Dampak Psikologis bagi Korban dan Pelaku
Konten pornografi anak menimbulkan dampak psikologis yang serius baik bagi korban maupun pelaku. Korban dapat mengalami trauma, gangguan emosi, dan depresi jangka panjang. Sementara itu, pelaku juga berisiko mengalami gangguan kepribadian dan perilaku menyimpang di kemudian hari.
Oleh karena itu, selain aspek hukum, penting juga memberikan pendampingan dan konseling psikologis bagi ABH agar ia dapat memahami dampak perbuatannya dan melakukan perubahan perilaku. Proses rehabilitasi ini menjadi bagian penting dari keadilan restoratif yang diterapkan.

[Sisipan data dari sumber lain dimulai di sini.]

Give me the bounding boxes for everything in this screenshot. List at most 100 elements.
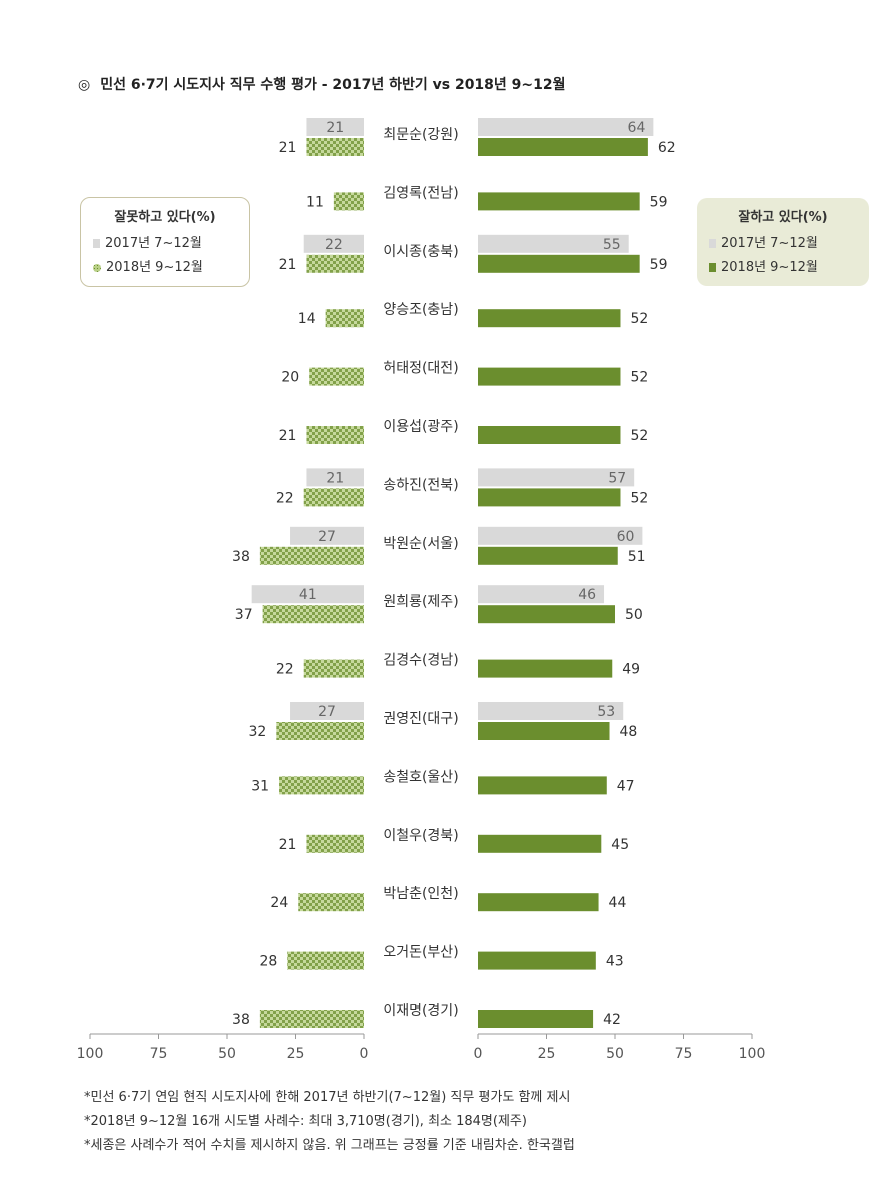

Pentingnya Kolaborasi Antar Lembaga
Penanganan kasus ini membutuhkan kolaborasi yang kuat antara berbagai pihak, termasuk kepolisian, Bapas, lembaga perlindungan anak, dan psikolog. Kerja sama yang terintegrasi diperlukan untuk memastikan efektivitas proses hukum dan pembinaan ABH, serta mencegah terjadinya kasus serupa di masa mendatang.
Ke depan, perlu ditingkatkan upaya pengawasan dan penegakan hukum terhadap penyebaran konten pornografi anak secara online. Peningkatan literasi digital bagi masyarakat juga sangat penting untuk menciptakan lingkungan daring yang aman bagi anak-anak.